Disadvantages Of Outsourcing

While outsourcing has advantages, the other side paints a different picture. For example, involving a third party in internal business operations carries risks; however, weighing the cons helps the company make sound decisions. 

These are some of the disadvantages to consider before making a third-party contract

Company Loses Control

Contracting part of operations to a third party leads to a shift in managerial control, which makes the company redundant in its responsibilities. Losing control can also be in the form where both parties have confusion related to the objectives and goals of the project. 

Communicating one's specifications and expectations about a project mitigates the control risk. For example, if a company wanted the end goal of a project to be a report-based output and the outsourcer has come up with ppt base, it results in miscommunication of end goals and production. 

Involvement Of Hidden Costs

While failing to consider costs such as exchange rate conversion for domestic currency or inflation, management can estimate lesser costs than budgeted. 

Intangible costs such as backlash from domestic labor organizations or loss of security data can hamper one's brand and halt operations.

For example, a contract has specific terms and conditions that include payment of hidden costs, such as due to inflation; the company will pay x% of the amount.

Security Risks

When another party takes over a project or operations, the transfer of company data occurs, raising concerns about security risks. In addition, hackers, unethical sources, and competitors can use the data to hamper a company's image.

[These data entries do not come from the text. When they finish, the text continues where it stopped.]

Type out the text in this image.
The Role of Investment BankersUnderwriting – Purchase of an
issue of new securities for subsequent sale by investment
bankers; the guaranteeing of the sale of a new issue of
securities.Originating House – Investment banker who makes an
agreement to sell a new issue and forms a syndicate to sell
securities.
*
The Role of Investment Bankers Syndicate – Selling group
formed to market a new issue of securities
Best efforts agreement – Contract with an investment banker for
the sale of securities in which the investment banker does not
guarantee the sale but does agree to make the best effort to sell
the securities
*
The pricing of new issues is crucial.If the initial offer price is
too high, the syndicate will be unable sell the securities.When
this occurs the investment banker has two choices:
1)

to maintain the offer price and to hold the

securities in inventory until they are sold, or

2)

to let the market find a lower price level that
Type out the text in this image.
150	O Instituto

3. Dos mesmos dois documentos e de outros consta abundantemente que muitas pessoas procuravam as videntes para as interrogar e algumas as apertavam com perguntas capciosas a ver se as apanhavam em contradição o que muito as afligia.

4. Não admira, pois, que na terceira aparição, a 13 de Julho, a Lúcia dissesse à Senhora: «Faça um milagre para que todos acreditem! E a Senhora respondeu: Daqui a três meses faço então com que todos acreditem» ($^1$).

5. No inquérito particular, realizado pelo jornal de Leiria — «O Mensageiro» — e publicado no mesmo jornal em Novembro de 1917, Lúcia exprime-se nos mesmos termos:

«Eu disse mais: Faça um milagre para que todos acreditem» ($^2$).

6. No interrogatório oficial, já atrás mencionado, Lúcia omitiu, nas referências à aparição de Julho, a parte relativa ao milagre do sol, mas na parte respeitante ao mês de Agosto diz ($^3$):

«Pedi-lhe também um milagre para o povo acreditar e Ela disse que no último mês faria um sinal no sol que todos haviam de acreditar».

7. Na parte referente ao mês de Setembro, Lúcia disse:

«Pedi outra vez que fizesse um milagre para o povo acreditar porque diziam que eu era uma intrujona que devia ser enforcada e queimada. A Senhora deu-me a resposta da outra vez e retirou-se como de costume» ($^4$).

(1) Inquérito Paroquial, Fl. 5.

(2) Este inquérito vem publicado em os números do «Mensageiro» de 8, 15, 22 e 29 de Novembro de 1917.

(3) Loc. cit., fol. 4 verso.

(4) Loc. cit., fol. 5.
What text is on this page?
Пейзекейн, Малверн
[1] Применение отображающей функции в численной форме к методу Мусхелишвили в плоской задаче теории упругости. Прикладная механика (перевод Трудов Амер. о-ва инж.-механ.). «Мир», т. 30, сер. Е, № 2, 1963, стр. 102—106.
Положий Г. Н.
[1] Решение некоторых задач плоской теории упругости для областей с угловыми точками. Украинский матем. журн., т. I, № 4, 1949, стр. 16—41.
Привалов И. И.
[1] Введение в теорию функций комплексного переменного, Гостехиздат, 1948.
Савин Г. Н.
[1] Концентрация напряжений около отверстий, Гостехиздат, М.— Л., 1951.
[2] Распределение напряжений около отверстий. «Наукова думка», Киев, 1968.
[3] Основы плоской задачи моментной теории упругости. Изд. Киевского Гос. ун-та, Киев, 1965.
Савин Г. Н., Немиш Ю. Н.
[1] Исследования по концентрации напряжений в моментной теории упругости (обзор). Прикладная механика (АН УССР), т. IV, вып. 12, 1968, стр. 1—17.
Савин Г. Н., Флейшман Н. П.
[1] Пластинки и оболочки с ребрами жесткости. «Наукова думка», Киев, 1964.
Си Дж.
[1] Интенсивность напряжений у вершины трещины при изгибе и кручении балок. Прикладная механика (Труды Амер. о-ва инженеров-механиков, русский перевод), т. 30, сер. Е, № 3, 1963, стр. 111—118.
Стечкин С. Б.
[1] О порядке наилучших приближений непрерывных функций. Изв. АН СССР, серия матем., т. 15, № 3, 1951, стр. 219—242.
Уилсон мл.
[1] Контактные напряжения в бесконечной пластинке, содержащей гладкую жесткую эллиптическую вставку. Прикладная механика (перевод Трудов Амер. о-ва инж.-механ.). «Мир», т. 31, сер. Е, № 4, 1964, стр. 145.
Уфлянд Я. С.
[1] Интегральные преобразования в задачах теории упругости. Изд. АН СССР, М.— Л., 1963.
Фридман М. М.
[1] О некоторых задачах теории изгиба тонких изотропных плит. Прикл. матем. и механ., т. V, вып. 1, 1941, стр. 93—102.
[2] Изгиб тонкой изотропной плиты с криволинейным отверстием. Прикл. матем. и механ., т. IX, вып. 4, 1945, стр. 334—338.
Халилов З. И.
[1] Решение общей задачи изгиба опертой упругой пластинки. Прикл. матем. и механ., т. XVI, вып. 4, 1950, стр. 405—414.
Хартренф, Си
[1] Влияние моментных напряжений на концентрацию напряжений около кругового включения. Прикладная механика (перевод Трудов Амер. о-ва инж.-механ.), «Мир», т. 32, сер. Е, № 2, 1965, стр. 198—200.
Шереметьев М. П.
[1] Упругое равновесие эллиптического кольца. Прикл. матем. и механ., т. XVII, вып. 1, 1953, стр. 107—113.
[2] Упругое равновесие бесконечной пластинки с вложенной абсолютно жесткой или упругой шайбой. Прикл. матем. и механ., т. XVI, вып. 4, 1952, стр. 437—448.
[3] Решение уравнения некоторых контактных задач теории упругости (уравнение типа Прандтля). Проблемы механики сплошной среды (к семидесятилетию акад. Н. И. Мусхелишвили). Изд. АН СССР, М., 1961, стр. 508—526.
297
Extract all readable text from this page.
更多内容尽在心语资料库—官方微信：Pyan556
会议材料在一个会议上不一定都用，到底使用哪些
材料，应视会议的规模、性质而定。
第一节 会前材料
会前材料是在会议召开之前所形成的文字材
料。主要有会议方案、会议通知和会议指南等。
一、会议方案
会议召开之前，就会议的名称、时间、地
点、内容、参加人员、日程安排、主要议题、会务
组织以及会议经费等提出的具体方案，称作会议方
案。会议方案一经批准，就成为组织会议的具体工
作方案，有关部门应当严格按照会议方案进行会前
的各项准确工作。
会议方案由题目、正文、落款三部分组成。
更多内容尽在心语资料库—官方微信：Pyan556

For example, subcontracting a company's IT needs contains the highest security risk. A company has to give up control over its internal data. A company can be at risk if the cloud software reveals customer data or crucial trade secrets. 

Reduction In Quality Control

The workers in an organization determine the quality of work as an output. Therefore, companies that are stringent in their quality control measures for their products and services may find it difficult to control the quality. 

For example, contracting to manufacture fast fashion clothes sometimes results in terrible quality products, which hamper the brand image of an organization. 

Untimely Shipment Of Deliverables

While employees work in different time zones, deploying cheap labor from developing countries can result in the untimely submission of deliverables. In a time-constraint project, this can hamper the efficiency of ongoing operations. 

For example, the time difference between India and the USA is 12 hours. Therefore, when done to employees residing in India, the delegation of work can hold up delays when time is a constraint.